Current research is using a combination of Capillary Electrophoresis (CE), molecular biology and receptor binding to identify candidate neurotransmitters released from the synaptic areas by electrical activity, to identify and characterize receptors for the neurotransmitter, and identify the mechanisms, such as uptake, used to remove the neurotransmitter from the synapses. This rather traditional approach is the one that is most likely to unequivocally identify the neurotransmitter at one of the earliest, fast chemical synapses. It may also provide good insight into chemical neurotransmitter pathways, in general and their evolution in particular.
2. Regulation of cnidocyte discharge. The cnidocytes of jellyfish and other cnidarians are extremely complex cells whose primary function is discharge. This process is regulated by a combination of very specific chemical and mechanical stimulation. We have been using a combination of electrophysiology, cell and molecular biology, including transcriptomic work, to understand the factors and cellular components that are involved in the regulation and mechanism of cnidocyte discharge.
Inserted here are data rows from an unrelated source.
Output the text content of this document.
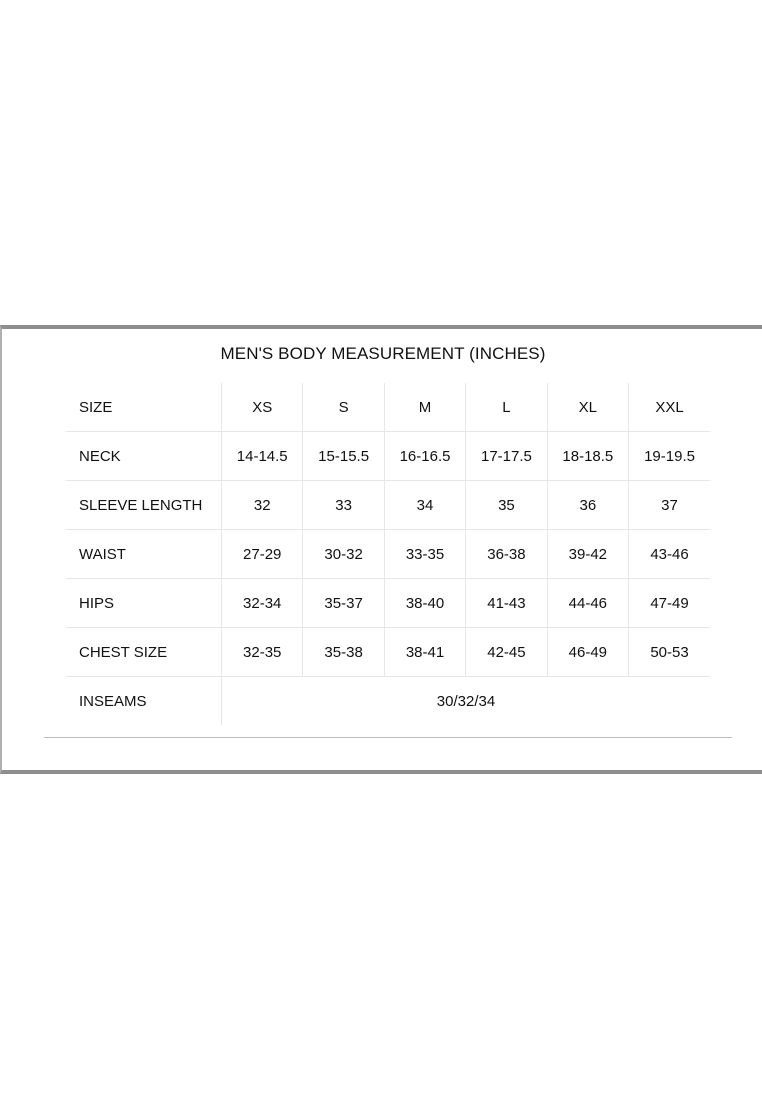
MEN'S BODY MEASUREMENT (INCHES)
SIZE	XS	S	M	L	XL	XXL
NECK	14-14.5	15-15.5	16-16.5	17-17.5	18-18.5	19-19.5
SLEEVE LENGTH	32	33	34	35	36	37
WAIST	27-29	30-32	33-35	36-38	39-42	43-46
HIPS	32-34	35-37	38-40	41-43	44-46	47-49
CHEST SIZE	32-35	35-38	38-41	42-45	46-49	50-53
INSEAMS	30/32/34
We have cloned a variety of voltage-gated ion channels from cnidocytes of the Portugese Man-of-War, Physalia physalis. These included fragments of a Ca 2+ channel alpha-1 subunit, a complete Ca2+ channel beta subunit (PpCavbeta) and a Shaker-like K+ channel (PpKv1). The functional properties of the latter two channel proteins were characterized electrophysiologically using heterologous expression.
While the presence of Ca2+ channel subunits in cnidocytes supports the model that discharge is a Ca2+-dependent exocytotic event, this finding must be interpreted cautiously. There is functional evidence that cnidocytes can form the pre-synaptic element of chemical synapses. Thus, Ca2+ channels are likely to be present in the cells, but localized near the basal membrane, where the synapses are located, rather than theapical membrane where discharge occurs. This distinction is important to our understanding of the Ca2+-dependency of cnidocyte discharge.